Furthermore, the data show that all economic sectors recorded positive growth during the first quarter. This is a healthy sign of a more balanced economic expansion rather than growth driven by a single sector. Such diversification enhances the economy’s resilience and reduces its vulnerability to regional and global uncertainties.

Nevertheless, Jordan continues to face a major challenge: transforming economic growth into inclusive growth that is felt by citizens. A growth rate of 2.9 per cent remains below the level required to generate sufficient employment opportunities and absorb new entrants into the labour market. Sustaining this upward trajectory therefore requires policies that encourage private investment, raise productivity, enhance export competitiveness and promote industrial innovation.

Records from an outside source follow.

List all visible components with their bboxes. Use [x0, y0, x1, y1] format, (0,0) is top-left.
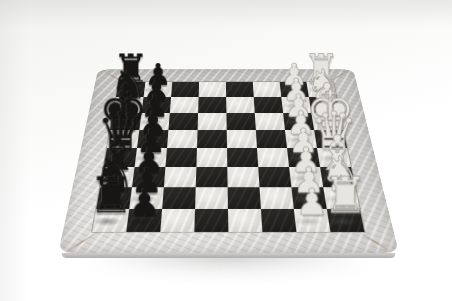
board-front-edge	[62, 253, 396, 258]
photo-backdrop: ♜♞♝♚♛♝♞♜♟♟♟♟♟♟♟♟♟♟♟♟♟♟♟♟♜♞♝♚♛♝♞♜	[0, 0, 452, 301]
square-g6[interactable]	[170, 97, 199, 113]
square-g5[interactable]	[198, 97, 226, 113]
square-h4[interactable]	[226, 82, 254, 97]
square-g4[interactable]	[226, 97, 255, 113]
square-e4[interactable]	[227, 130, 257, 148]
square-h6[interactable]	[171, 82, 199, 97]
white-rook-icon: ♜	[312, 170, 379, 220]
square-h5[interactable]	[199, 82, 227, 97]
piece-a1[interactable]: ♜	[327, 209, 365, 232]
square-h8[interactable]	[116, 82, 145, 97]
square-h2[interactable]	[280, 82, 309, 97]
black-pawn-icon: ♟	[111, 183, 178, 220]
square-f5[interactable]	[198, 113, 227, 130]
square-e5[interactable]	[197, 130, 227, 148]
square-f4[interactable]	[226, 113, 255, 130]
square-h7[interactable]	[144, 82, 173, 97]
piece-a7[interactable]: ♟	[126, 209, 162, 232]
square-g3[interactable]	[254, 97, 283, 113]
chess-board: ♜♞♝♚♛♝♞♜♟♟♟♟♟♟♟♟♟♟♟♟♟♟♟♟♜♞♝♚♛♝♞♜	[58, 69, 399, 253]
square-h3[interactable]	[253, 82, 282, 97]
scene: ♜♞♝♚♛♝♞♜♟♟♟♟♟♟♟♟♟♟♟♟♟♟♟♟♜♞♝♚♛♝♞♜	[0, 0, 452, 301]
square-h1[interactable]	[306, 82, 336, 97]
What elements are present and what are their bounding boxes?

From another perspective, the data reveal the continued prominence of certain non-productive sectors. Real estate activities, for example, account for 13.1 per cent of GDP but contributed only 0.11 percentage points to overall growth. This underscores the need to redirect investment towards sectors with higher value added and stronger employment-generating capacity.

What occurred during the first quarter of 2026 is therefore more than a modest increase in the growth rate. It may represent the early stages of a structural transformation in the Jordanian economy towards a model driven more by production, manufacturing and agriculture, rather than excessive reliance on consumption and service-based activities. If this momentum is sustained through sound economic reforms and strategic investments, Jordan could gradually move from economic recovery towards sustainable long-term growth.

Economies should not be judged solely by the strength of their numbers, but by the quality of the growth they achieve and their ability to transform every percentage point of growth into new jobs, productive investment, higher incomes and a more resilient economy. That is the real challenge that should define Jordan’s economic agenda in the years ahead.